Substituting these expressions in and remembering we need to multiply two 𝑖 sin 𝜃 by negative three, we get the following equation. We get that negative eight 𝑖 sin cubed of 𝜃 is equal to two 𝑖 sin of three 𝜃 minus six 𝑖 sin 𝜃. Now, all we need to do is rearrange this equation for sin cubed 𝜃. To do this, we’re going to need to divide through both sides of our equation by negative eight 𝑖. To make this easier, to simplify, we’ll divide each term on the right-hand side of our equation separately by negative eight 𝑖. We get sin cubed 𝜃 is equal to two 𝑖 sin three 𝜃 all over negative eight 𝑖 plus negative six 𝑖 sin 𝜃 all divided by negative eight 𝑖.
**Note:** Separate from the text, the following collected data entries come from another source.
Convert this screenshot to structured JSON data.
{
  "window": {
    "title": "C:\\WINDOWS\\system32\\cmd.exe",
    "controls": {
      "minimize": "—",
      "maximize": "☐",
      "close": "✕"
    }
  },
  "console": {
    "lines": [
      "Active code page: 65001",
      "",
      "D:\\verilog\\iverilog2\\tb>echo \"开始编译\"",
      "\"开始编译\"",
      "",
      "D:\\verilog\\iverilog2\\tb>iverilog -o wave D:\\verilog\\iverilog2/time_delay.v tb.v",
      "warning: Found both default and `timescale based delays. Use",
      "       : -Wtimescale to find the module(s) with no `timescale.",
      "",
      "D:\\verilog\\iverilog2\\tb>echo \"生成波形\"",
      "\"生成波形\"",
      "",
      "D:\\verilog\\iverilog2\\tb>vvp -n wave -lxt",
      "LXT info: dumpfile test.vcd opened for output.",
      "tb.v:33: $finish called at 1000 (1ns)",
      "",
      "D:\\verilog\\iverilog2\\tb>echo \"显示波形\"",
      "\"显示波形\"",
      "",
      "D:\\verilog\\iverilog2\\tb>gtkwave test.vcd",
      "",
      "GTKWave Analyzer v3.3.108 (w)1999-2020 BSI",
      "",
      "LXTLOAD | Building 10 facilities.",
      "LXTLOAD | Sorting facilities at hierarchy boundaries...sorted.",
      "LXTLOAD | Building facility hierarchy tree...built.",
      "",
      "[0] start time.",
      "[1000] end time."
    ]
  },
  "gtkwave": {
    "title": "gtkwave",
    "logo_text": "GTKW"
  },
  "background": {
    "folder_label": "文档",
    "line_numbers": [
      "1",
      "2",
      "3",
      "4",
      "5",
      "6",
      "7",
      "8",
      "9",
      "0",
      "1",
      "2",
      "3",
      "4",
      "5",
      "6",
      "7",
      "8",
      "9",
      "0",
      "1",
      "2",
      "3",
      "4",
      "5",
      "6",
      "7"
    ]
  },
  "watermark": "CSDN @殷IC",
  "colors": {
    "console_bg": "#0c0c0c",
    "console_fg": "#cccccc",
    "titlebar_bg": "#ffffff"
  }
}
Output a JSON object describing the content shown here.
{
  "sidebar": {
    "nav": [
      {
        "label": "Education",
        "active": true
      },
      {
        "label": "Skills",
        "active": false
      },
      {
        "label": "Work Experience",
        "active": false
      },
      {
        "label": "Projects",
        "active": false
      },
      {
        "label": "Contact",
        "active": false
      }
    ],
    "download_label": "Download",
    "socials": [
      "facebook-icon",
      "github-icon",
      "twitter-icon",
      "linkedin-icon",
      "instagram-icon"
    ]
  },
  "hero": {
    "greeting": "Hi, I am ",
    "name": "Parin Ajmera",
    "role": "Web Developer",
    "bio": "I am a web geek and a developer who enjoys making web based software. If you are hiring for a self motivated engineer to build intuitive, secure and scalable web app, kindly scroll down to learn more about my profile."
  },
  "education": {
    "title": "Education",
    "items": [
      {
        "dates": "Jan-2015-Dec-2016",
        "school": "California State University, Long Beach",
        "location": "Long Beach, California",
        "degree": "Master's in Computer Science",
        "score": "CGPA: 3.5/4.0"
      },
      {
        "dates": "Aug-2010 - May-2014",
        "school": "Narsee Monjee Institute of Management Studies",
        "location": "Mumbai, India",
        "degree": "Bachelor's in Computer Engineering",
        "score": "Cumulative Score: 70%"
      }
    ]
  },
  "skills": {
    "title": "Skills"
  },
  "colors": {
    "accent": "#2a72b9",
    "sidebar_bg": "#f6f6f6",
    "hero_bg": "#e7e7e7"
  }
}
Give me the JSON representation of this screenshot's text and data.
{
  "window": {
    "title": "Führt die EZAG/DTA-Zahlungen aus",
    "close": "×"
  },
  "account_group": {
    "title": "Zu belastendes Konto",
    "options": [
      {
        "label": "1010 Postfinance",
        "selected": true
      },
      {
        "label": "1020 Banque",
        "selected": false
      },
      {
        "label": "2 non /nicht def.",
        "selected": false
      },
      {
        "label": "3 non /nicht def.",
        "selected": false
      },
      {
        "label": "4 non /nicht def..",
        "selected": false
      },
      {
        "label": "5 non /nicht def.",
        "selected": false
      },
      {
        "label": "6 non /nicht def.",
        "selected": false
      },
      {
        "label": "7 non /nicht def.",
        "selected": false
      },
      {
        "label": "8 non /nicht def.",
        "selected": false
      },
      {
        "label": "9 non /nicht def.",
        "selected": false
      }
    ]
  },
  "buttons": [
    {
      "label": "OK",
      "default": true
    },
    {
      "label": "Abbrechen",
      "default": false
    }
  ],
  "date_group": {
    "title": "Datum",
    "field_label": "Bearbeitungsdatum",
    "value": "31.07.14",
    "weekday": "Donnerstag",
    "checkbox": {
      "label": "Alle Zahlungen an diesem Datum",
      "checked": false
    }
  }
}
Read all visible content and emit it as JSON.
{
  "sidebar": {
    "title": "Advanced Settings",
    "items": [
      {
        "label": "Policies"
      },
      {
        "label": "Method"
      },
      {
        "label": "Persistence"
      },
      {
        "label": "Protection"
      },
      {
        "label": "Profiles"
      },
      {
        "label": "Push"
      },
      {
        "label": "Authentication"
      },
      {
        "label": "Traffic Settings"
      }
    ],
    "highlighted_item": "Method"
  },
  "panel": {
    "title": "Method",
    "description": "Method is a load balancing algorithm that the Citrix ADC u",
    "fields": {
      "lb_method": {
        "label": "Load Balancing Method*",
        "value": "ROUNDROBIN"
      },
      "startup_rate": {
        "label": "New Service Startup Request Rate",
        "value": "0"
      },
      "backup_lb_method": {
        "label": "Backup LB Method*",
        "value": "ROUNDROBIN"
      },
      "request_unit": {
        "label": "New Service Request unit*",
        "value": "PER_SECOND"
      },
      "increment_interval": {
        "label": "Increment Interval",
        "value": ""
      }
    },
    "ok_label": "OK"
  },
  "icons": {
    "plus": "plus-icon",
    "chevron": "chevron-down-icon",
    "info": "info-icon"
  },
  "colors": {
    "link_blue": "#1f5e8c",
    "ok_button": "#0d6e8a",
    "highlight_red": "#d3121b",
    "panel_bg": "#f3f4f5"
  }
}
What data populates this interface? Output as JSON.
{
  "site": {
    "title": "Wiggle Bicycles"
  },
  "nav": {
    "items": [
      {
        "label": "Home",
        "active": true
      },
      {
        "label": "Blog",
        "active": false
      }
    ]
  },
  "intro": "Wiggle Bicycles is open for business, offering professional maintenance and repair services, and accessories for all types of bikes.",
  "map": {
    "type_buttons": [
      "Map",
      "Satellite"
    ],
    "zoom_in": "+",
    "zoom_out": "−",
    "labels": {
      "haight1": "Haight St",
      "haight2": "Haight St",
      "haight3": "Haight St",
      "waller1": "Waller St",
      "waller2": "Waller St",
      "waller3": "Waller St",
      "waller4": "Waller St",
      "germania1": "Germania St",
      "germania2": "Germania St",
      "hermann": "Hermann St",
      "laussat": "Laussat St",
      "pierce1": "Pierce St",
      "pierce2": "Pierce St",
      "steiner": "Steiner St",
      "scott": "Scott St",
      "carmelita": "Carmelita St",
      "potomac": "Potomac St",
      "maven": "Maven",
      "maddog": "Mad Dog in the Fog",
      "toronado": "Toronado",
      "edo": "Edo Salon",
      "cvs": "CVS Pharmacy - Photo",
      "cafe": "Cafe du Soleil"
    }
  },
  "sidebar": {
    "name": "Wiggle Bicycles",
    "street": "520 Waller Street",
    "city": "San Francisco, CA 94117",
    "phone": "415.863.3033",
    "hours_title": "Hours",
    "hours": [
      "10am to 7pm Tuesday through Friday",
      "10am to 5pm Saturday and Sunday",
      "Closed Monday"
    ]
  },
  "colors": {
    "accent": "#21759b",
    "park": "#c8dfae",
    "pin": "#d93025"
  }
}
And now, we can start simplifying. In both terms, we have a shared factor of 𝑖 in our numerator and denominator. Similarly, both the first and second term share a factor of two in both the numerator and our denominator. So, we can cancel this out. Finally, in our second term, we can cancel the shared factor of negative one in the numerator and denominator. This leaves us with sin three 𝜃 all over negative four plus three sin 𝜃 all over four. We could leave our answer like this. However, we’ll rearrange these two terms and we’ll take out the shared factor of one-quarter, giving us our final answer of one-quarter multiplied by three sin 𝜃 minus the sin of three 𝜃.
Therefore, in this question, we were able to use de Moivre’s theorem to express sin cubed 𝜃 in terms of the sines of multiples of 𝜃. We showed sin cubed 𝜃 was equal to one-quarter times three sin 𝜃 minus the sin of three 𝜃.